In 2017, 177 animals were placed into new homes because ACS participates in shelter transfers. Our cat partners in New England have a shortage of highly adoptable cats, and were able to take 100 of our cats over a year’s time to place with adopters in their area—one ten-year-old cat with minor health problems that had been waiting for a home for almost two years at ACS was adopted within twenty minutes of being made available on the adoption floor in New England! The best part is that those 100 cats being transferred then made room for us to take 100 more cats, who otherwise may not have had as bright a future. On the dog side, we were able to accept over 70 dogs and puppies from local shelters and from a shelter partner in Alabama; in case you were wondering, Alabama is one of the places I mentioned where they have stray dogs like we have stray cats.

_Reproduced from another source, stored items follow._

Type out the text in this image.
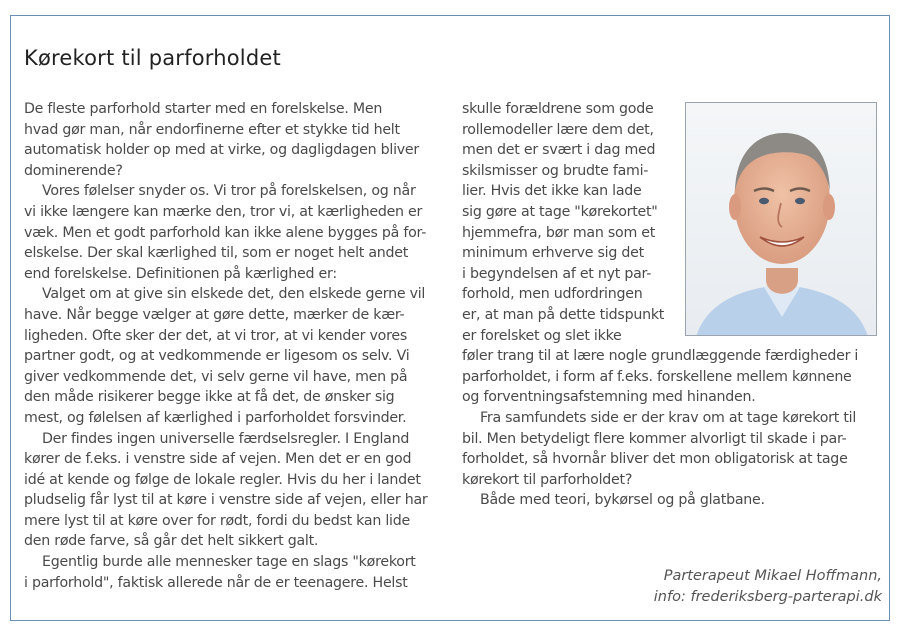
Kørekort til parforholdet

De fleste parforhold starter med en forelskelse. Men

hvad gør man, når endorfinerne efter et stykke tid helt

automatisk holder op med at virke, og dagligdagen bliver

dominerende?

Vores følelser snyder os. Vi tror på forelskelsen, og når

vi ikke længere kan mærke den, tror vi, at kærligheden er

væk. Men et godt parforhold kan ikke alene bygges på for-

elskelse. Der skal kærlighed til, som er noget helt andet

end forelskelse. Definitionen på kærlighed er:

Valget om at give sin elskede det, den elskede gerne vil

have. Når begge vælger at gøre dette, mærker de kær-

ligheden. Ofte sker der det, at vi tror, at vi kender vores

partner godt, og at vedkommende er ligesom os selv. Vi

giver vedkommende det, vi selv gerne vil have, men på

den måde risikerer begge ikke at få det, de ønsker sig

mest, og følelsen af kærlighed i parforholdet forsvinder.

Der findes ingen universelle færdselsregler. I England

kører de f.eks. i venstre side af vejen. Men det er en god

idé at kende og følge de lokale regler. Hvis du her i landet

pludselig får lyst til at køre i venstre side af vejen, eller har

mere lyst til at køre over for rødt, fordi du bedst kan lide

den røde farve, så går det helt sikkert galt.

Egentlig burde alle mennesker tage en slags "kørekort

i parforhold", faktisk allerede når de er teenagere. Helst

skulle forældrene som gode

rollemodeller lære dem det,

men det er svært i dag med

skilsmisser og brudte fami-

lier. Hvis det ikke kan lade

sig gøre at tage "kørekortet"

hjemmefra, bør man som et

minimum erhverve sig det

i begyndelsen af et nyt par-

forhold, men udfordringen

er, at man på dette tidspunkt

er forelsket og slet ikke

føler trang til at lære nogle grundlæggende færdigheder i

parforholdet, i form af f.eks. forskellene mellem kønnene

og forventningsafstemning med hinanden.

Fra samfundets side er der krav om at tage kørekort til

bil. Men betydeligt flere kommer alvorligt til skade i par-

forholdet, så hvornår bliver det mon obligatorisk at tage

kørekort til parforholdet?

Både med teori, bykørsel og på glatbane.

Parterapeut Mikael Hoffmann,
info: frederiksberg-parterapi.dk
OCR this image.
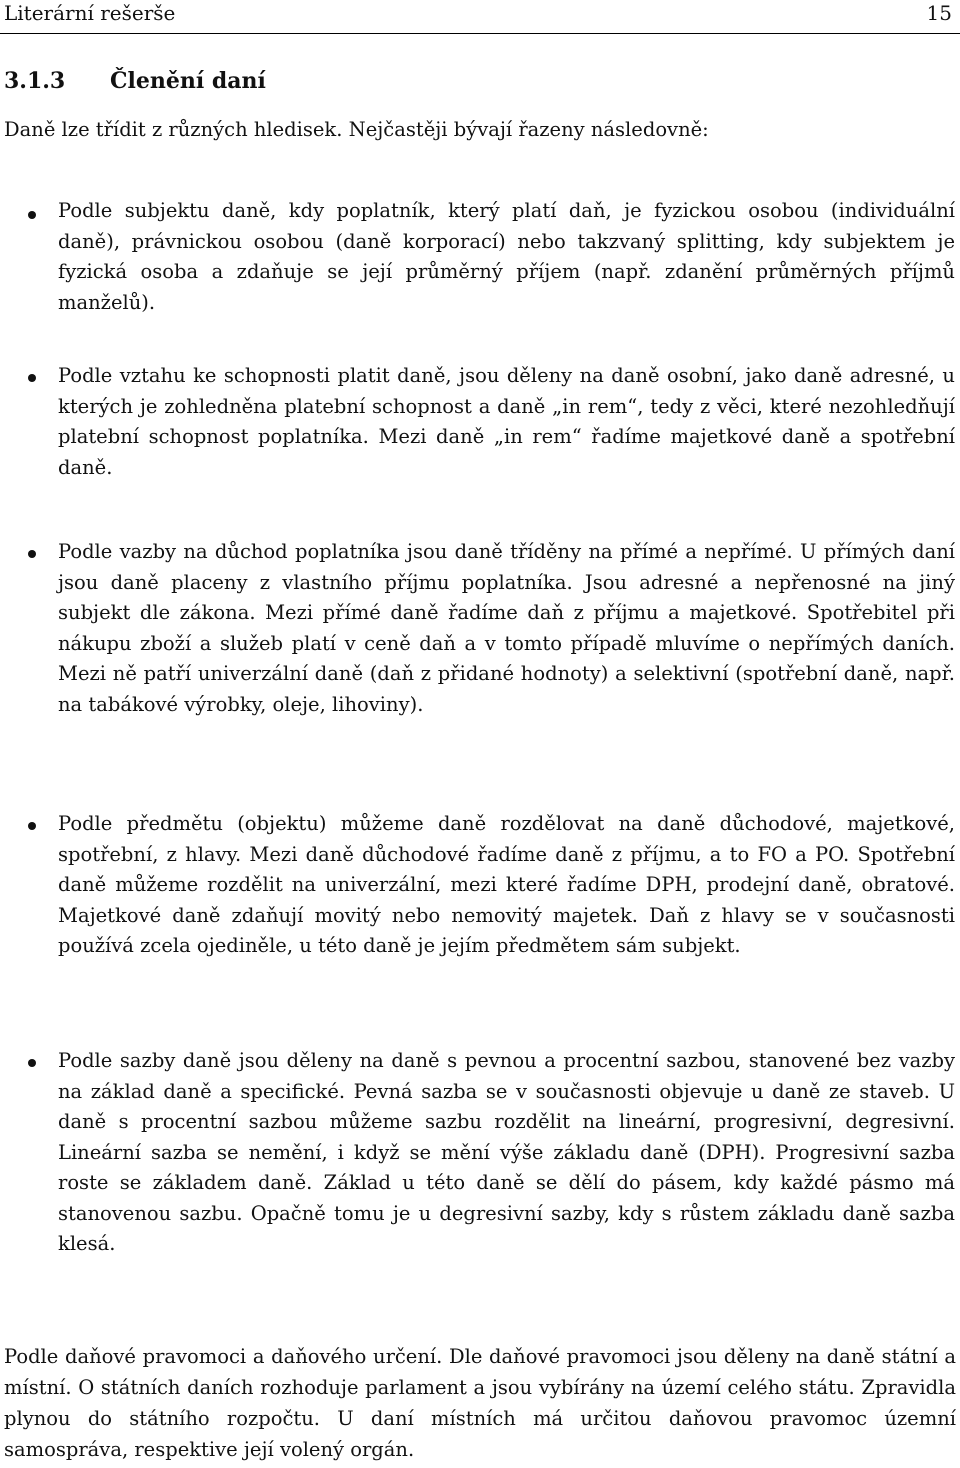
Literární rešerše	15
3.1.3 Členění daní
Daně lze třídit z různých hledisek. Nejčastěji bývají řazeny následovně:
Podle subjektu daně, kdy poplatník, který platí daň, je fyzickou osobou (individuální daně), právnickou osobou (daně korporací) nebo takzvaný splitting, kdy subjektem je fyzická osoba a zdaňuje se její průměrný příjem (např. zdanění průměrných příjmů manželů).
Podle vztahu ke schopnosti platit daně, jsou děleny na daně osobní, jako daně adresné, u kterých je zohledněna platební schopnost a daně „in rem“, tedy z věci, které nezohledňují platební schopnost poplatníka. Mezi daně „in rem“ řadíme majetkové daně a spotřební daně.
Podle vazby na důchod poplatníka jsou daně tříděny na přímé a nepřímé. U přímých daní jsou daně placeny z vlastního příjmu poplatníka. Jsou adresné a nepřenosné na jiný subjekt dle zákona. Mezi přímé daně řadíme daň z příjmu a majetkové. Spotřebitel při nákupu zboží a služeb platí v ceně daň a v tomto případě mluvíme o nepřímých daních. Mezi ně patří univerzální daně (daň z přidané hodnoty) a selektivní (spotřební daně, např. na tabákové výrobky, oleje, lihoviny).
Podle předmětu (objektu) můžeme daně rozdělovat na daně důchodové, majetkové, spotřební, z hlavy. Mezi daně důchodové řadíme daně z příjmu, a to FO a PO. Spotřební daně můžeme rozdělit na univerzální, mezi které řadíme DPH, prodejní daně, obratové. Majetkové daně zdaňují movitý nebo nemovitý majetek. Daň z hlavy se v současnosti používá zcela ojediněle, u této daně je jejím předmětem sám subjekt.
Podle sazby daně jsou děleny na daně s pevnou a procentní sazbou, stanovené bez vazby na základ daně a specifické. Pevná sazba se v současnosti objevuje u daně ze staveb. U daně s procentní sazbou můžeme sazbu rozdělit na lineární, progresivní, degresivní. Lineární sazba se nemění, i když se mění výše základu daně (DPH). Progresivní sazba roste se základem daně. Základ u této daně se dělí do pásem, kdy každé pásmo má stanovenou sazbu. Opačně tomu je u degresivní sazby, kdy s růstem základu daně sazba klesá.
Podle daňové pravomoci a daňového určení. Dle daňové pravomoci jsou děleny na daně státní a místní. O státních daních rozhoduje parlament a jsou vybírány na území celého státu. Zpravidla plynou do státního rozpočtu. U daní místních má určitou daňovou pravomoc územní samospráva, respektive její volený orgán.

So you see, high school economics does actually benefit you in real life—and can benefit our animals, too. This is an exciting new frontier for animal sheltering organizations, and is paving the way for even more ways we can work together to reduce overpopulation, increase adoptions, and save lives. In order to continue to develop these programs, we need your support! Volunteers to help drive animals from place to place, funds to put towards gas and vehicle maintenance, foster homes to help increase the number of animals we can save with one trip—the possibilities are endless!
Yes, transport trips are long, but sign up with a friend and take a cool road trip! Yes, the cats sometimes like to sing you the song of their people the whole way, but hey, they won’t mind if you sing along! And yes, it’s not as cool to donate money for gas as it is to sponsor adoptions and help pay for crazy surgeries, but I encourage you to consider helping us to build this program not for the little things in between, but for the larger picture: where dogs who otherwise might be euthanized in a shelter that doesn’t have room for them instead take a ride up north to ACS where a home is waiting, or where cats that are toughing out the snow and cold have a place in our shelter because New England has a place for one of ours. When we put our heads (and hearts) together, we can do some pretty great things!